Arabic, Catalan, Croatian, Czech, Dutch, Danish, English, Esperanto, Farsi, Finnish, French, German, Greek, Hebrew, Hindi, Hungarian, Italian, Latin, Norwegian, Polish, Portuguese, Romanian, Russian, Slovenian, Slovak, Spanish, Swedish, Turkish

To add support for your own language, please examine one or more of the existing stop word lists as models, and construct such a list with the most common and least interesting words from your language. You can either send me the list or fork cue.language, perform the integration yourself, and issue a github pull request.

Known bugs and weaknesses

If your text is small, you're likely to get near misses on the language guessing.

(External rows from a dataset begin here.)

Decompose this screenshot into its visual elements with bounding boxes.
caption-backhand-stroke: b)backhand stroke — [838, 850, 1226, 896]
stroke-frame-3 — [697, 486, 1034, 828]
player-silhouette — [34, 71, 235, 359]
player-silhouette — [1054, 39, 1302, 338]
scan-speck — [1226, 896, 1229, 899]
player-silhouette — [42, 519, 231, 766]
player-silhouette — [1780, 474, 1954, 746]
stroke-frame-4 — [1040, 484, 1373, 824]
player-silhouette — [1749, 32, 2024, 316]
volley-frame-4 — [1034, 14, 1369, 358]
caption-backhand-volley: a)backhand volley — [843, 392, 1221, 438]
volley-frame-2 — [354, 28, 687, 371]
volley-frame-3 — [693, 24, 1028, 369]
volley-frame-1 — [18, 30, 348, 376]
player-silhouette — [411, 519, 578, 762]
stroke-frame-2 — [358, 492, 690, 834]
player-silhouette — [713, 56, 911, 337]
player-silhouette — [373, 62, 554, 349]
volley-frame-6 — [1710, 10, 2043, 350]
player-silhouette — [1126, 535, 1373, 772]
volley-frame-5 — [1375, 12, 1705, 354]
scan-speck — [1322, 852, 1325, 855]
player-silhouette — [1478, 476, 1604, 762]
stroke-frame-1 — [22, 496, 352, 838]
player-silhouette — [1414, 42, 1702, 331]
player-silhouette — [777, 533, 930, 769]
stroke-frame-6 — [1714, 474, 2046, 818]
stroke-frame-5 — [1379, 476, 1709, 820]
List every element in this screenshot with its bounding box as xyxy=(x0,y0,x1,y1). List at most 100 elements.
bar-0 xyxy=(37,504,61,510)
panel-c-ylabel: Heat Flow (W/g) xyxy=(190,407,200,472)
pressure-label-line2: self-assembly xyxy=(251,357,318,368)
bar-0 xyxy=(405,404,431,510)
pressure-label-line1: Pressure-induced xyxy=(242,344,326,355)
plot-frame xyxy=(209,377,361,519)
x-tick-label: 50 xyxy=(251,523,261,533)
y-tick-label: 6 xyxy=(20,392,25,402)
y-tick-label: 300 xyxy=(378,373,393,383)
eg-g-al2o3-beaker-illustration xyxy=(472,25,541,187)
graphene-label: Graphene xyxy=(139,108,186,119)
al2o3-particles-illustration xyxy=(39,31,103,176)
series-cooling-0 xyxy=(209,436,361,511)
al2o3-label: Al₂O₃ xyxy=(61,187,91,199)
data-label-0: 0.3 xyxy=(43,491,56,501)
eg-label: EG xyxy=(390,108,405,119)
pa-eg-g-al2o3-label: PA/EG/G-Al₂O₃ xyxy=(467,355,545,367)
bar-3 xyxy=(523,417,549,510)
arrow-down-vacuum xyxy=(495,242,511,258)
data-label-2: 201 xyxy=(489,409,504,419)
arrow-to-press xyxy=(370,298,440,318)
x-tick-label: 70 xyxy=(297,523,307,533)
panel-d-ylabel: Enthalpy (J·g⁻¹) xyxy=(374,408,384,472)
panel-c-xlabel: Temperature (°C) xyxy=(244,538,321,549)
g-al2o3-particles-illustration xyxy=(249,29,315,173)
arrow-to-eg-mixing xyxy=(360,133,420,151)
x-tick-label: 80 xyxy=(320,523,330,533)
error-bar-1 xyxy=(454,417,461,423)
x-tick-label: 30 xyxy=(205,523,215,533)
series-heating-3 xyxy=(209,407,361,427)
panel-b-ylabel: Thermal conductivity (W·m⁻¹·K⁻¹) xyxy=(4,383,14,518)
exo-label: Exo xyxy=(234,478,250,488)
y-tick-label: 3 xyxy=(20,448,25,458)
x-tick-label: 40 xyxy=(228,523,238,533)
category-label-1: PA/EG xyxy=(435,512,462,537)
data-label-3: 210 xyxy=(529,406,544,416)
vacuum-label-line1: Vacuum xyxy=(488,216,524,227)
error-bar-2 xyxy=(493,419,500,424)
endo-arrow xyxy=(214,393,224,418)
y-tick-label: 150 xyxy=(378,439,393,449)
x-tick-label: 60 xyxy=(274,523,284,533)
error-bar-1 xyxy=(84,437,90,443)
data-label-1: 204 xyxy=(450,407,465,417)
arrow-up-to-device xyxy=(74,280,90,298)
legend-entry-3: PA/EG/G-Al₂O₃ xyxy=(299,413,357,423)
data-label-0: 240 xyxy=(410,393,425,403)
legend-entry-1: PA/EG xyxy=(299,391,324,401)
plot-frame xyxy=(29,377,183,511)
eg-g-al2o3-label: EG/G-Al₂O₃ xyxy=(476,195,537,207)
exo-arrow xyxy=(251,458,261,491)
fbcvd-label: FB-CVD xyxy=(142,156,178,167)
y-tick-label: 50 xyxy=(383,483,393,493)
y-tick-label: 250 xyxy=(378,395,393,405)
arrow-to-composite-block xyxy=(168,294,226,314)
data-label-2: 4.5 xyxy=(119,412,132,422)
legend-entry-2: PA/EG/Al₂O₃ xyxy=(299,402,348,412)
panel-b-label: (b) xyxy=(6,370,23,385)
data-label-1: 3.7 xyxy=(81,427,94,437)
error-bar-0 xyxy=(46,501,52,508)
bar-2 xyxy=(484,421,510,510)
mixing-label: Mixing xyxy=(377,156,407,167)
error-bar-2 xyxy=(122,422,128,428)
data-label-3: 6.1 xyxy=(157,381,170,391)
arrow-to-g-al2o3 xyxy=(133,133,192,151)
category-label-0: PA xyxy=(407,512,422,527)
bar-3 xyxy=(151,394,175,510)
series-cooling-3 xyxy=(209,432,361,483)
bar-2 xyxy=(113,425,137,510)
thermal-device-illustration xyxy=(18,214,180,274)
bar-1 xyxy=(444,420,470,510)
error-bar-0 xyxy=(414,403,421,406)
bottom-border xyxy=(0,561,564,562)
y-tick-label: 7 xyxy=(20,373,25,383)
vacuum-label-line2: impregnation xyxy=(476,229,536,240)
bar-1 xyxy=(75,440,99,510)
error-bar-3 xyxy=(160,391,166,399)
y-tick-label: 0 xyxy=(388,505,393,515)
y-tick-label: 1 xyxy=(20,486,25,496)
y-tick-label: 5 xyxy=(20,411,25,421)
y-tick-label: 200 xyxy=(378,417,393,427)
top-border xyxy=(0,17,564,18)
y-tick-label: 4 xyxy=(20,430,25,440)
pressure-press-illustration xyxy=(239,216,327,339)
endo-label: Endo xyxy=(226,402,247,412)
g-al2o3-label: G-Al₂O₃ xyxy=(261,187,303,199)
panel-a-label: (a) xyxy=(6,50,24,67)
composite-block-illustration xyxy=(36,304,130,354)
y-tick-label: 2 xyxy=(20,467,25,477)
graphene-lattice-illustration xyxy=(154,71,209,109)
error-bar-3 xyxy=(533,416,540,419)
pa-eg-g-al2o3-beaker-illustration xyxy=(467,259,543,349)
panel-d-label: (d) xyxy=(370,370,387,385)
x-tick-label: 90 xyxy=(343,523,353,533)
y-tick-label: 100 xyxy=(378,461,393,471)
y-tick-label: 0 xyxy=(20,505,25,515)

The iterators all operate on Strings, not Readers, which makes this library unsuitable for use on texts too large to fit in memory.

Help needed!

cue.language has exactly 0% test coverage. Fastidious programmers with extra time on their hands would find fertile ground here.

License

© 2009 IBM Corp

Licensed under the Apache License, Version 2.0 (the "License"); you may not use this file except in compliance with the License. You may obtain a copy of the License at

http://www.apache.org/licenses/LICENSE-2.0

Unless required by applicable law or agreed to in writing, software distributed under the License is distributed on an "AS IS" BASIS, WITHOUT WARRANTIES OR CONDITIONS OF ANY KIND, either express or implied. See the License for the specific language governing permissions and limitations under the License.